Dayton man charged day after SWAT standoff in Springfield

Credit: Bill Lackey

Credit: Bill Lackey

A Dayton man faces charges a day after a nearly 15-hour standoff with Springfield police and SWAT that started early Monday.

The man — identified as Robert Woodruff, 49, of Dayton — was taken into custody about 5:40 p.m.

He was charged with having weapons under disability, aggravated menacing, domestic violence, assault, abduction and child endangering. As of Tuesday, he is listed as an inmate of Clark County Jail, according to jail records.

Springfield police received a call around 3 a.m. Mondayfrom a woman saying that a man had been holding her daughter captive at a house in the 300 block of Fair Street, according to an incident report.
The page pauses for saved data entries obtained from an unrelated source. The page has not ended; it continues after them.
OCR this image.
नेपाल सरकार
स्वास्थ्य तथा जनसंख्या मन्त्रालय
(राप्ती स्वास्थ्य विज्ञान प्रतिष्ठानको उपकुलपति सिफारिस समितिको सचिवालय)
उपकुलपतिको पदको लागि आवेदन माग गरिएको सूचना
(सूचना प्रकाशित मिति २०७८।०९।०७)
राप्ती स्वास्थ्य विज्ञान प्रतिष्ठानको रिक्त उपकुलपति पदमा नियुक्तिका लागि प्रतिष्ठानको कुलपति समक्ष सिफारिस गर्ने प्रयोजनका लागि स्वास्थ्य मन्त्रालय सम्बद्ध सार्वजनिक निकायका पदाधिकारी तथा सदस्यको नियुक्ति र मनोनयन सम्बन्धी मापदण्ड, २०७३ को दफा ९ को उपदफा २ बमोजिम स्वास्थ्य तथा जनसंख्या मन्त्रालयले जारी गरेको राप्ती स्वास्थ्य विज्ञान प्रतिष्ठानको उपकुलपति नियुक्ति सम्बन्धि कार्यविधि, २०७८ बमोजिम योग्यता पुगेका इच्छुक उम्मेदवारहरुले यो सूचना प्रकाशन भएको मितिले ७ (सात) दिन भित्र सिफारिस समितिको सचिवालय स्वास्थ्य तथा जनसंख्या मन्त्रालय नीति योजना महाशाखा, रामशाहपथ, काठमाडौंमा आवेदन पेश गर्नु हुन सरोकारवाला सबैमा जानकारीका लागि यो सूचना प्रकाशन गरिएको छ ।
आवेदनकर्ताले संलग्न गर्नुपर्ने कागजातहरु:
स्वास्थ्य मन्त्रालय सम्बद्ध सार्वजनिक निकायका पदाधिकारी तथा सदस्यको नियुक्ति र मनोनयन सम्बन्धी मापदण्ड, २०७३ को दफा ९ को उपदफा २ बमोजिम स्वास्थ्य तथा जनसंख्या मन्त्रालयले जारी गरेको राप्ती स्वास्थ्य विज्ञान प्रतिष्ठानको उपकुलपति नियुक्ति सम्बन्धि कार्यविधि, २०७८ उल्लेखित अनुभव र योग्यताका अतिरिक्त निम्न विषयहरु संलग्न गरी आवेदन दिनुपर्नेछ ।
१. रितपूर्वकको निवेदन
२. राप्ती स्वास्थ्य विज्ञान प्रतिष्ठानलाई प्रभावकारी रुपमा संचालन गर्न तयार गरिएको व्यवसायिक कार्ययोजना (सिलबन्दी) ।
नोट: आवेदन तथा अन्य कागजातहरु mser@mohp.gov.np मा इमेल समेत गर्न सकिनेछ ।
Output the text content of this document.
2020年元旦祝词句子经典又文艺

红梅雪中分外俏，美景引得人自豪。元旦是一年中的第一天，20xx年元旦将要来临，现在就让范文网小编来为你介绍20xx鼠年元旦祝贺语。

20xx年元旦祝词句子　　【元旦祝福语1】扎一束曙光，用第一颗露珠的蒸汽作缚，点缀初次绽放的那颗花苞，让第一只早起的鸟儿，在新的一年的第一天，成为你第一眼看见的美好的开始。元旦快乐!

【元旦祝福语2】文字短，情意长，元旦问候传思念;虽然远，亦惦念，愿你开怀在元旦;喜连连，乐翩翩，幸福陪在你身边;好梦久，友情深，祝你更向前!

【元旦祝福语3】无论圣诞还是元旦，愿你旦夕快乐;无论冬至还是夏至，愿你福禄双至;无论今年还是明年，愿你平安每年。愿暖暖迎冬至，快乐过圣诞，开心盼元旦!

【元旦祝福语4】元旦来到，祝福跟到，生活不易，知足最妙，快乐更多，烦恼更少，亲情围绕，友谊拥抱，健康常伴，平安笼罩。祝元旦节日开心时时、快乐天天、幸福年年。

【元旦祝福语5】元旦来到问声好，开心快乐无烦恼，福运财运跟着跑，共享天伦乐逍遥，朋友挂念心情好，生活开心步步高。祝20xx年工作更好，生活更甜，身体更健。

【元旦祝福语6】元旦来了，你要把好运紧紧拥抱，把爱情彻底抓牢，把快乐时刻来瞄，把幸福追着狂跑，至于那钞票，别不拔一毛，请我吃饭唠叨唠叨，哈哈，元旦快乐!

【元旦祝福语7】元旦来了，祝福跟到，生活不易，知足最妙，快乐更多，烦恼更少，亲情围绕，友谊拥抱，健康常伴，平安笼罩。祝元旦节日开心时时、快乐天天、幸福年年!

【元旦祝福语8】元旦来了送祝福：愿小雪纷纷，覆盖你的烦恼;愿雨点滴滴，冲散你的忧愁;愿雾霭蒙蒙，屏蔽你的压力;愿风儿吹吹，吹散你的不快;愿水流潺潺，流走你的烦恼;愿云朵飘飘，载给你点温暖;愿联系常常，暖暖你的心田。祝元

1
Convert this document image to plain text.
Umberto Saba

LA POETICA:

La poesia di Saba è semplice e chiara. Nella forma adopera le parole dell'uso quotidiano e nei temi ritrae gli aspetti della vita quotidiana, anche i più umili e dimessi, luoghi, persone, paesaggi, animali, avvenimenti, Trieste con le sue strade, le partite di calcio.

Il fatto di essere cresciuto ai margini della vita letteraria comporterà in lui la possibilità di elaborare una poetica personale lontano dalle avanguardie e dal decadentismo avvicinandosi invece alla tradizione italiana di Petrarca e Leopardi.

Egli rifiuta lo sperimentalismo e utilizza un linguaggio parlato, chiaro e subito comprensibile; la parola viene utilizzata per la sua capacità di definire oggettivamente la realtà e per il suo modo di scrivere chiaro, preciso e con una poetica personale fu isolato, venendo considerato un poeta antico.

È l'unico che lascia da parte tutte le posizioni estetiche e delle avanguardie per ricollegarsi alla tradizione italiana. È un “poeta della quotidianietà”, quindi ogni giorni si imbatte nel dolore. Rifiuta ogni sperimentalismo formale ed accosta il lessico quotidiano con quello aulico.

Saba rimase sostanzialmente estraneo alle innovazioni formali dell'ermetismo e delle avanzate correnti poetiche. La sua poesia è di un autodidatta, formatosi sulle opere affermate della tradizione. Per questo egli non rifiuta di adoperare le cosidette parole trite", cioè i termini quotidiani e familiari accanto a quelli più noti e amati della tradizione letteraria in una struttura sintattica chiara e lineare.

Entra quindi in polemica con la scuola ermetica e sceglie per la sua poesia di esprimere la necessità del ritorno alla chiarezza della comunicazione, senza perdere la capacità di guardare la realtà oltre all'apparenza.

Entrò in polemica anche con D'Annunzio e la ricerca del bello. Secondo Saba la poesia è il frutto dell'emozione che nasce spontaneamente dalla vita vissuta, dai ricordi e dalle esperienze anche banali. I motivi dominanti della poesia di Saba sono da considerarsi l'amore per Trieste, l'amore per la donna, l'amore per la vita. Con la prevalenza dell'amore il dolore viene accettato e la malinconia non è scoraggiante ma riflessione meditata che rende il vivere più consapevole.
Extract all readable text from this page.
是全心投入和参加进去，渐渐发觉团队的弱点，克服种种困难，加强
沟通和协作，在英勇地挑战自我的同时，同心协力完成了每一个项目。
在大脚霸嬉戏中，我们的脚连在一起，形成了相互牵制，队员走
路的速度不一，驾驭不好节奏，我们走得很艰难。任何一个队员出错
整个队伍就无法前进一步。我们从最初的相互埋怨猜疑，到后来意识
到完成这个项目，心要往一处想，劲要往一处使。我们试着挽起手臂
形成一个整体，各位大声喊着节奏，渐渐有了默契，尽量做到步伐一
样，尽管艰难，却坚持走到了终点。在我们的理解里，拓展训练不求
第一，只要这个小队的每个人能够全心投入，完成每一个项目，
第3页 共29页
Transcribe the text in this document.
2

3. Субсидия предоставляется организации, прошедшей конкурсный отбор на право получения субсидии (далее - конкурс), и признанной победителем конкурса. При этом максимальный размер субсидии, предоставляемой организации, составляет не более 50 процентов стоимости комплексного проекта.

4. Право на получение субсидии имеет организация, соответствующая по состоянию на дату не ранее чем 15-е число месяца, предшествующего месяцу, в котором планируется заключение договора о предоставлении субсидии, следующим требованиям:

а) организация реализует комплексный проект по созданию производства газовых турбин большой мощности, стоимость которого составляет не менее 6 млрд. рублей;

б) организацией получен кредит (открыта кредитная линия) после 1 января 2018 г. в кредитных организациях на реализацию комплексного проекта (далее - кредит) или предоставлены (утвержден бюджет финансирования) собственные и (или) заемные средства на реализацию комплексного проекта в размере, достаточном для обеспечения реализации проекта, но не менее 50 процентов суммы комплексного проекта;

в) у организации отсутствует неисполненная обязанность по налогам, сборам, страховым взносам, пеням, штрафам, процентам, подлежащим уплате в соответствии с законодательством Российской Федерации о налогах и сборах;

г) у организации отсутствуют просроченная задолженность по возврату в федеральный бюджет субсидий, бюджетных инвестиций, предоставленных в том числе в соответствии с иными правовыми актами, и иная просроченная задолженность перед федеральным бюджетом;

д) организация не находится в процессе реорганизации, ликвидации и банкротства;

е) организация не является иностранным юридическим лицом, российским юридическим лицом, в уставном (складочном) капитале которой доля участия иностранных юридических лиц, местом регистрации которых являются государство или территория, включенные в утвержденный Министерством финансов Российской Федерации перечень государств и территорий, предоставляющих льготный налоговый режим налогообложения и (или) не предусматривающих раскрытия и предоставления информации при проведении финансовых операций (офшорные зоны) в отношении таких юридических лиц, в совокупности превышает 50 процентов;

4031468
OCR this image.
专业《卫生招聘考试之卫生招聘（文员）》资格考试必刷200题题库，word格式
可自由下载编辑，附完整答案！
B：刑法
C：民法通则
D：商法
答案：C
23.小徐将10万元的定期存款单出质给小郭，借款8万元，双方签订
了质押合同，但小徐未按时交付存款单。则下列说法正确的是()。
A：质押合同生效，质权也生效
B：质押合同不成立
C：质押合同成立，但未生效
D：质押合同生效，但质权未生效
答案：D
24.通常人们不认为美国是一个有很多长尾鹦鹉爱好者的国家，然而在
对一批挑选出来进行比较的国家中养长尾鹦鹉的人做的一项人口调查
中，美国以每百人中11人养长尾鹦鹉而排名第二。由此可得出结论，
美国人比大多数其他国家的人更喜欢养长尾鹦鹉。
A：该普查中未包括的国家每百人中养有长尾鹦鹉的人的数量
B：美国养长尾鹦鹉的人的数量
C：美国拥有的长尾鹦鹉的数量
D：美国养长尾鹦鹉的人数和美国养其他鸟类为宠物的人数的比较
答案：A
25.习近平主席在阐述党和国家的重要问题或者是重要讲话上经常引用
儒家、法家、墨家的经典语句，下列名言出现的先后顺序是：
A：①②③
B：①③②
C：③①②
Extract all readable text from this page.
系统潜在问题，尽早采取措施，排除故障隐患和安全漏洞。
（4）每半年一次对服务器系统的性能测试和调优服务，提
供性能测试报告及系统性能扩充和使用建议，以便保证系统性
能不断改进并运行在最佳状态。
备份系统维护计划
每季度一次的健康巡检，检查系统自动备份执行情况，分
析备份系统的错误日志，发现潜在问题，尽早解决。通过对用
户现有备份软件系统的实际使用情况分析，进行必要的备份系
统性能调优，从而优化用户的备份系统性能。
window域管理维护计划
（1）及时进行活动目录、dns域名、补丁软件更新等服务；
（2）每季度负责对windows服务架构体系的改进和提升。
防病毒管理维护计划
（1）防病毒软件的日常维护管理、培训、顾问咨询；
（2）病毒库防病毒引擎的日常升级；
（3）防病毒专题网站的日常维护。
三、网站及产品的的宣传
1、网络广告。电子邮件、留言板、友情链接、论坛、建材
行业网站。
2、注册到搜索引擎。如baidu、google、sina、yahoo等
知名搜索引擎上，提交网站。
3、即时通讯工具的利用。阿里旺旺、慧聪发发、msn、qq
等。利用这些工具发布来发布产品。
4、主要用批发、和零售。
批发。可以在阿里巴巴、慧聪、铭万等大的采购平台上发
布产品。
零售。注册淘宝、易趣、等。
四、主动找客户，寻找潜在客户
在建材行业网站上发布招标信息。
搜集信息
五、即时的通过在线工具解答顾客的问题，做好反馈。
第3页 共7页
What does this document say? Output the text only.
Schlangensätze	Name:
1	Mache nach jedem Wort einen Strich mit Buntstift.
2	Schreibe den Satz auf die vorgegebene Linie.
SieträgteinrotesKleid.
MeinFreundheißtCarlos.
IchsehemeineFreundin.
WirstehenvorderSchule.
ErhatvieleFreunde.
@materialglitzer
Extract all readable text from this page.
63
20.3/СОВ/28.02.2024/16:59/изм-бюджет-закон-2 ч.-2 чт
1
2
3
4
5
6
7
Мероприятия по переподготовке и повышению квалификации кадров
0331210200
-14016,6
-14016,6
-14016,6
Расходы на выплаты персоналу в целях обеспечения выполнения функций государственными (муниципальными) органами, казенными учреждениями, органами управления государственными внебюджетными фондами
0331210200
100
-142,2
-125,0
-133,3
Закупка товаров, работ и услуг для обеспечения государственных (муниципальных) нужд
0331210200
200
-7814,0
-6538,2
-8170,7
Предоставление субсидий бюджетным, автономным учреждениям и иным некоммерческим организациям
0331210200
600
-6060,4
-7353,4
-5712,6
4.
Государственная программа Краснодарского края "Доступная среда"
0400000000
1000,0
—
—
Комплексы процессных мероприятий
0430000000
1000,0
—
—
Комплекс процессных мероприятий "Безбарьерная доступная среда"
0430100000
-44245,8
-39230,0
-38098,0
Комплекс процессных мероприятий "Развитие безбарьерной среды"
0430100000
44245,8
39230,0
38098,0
A responding officer knocked on the door but didn’t get an answer. As the officer was about to leave, a woman walked around the side of the house and asked for help, the report stated. She had blood on her nightgown and “visible lacerations” on her face.

The woman told police that Woodruff “threatened to kill her and himself” and “had a gun with an extended clip,” the incident report said. The officer could see Woodruff pacing back and forth by a window in the house.

The woman also told police that her grandson was inside the house, according to the incident report.

The boy had been in the house since police arrived, said Dorah Harris, the boy’s great-grandmother. She said that the man, later identified as Woodruff, had held her daughter and great-grandson in the house.

Harris said that her daughter was able to escape but was not able to get the young boy, who was released shortly before 1 p.m.

A bond hearing for Woodruff is scheduled for Thursday in Clark County Municipal Court, according to court records.

Throughout the day, Springfield police officers, including SWAT members, were communicating with the man holed up in the house using a loudspeaker on their vehicles, phones and a robot they were able to send in earlier that day. Police also fired teargas into an open door in the house.

The intersection of South Lowry Avenue and Fair Street was blocked and the house surrounded for several hours. Ohio Edison was contacted Monday afternoon to cut power to the house, where service was restored later that day.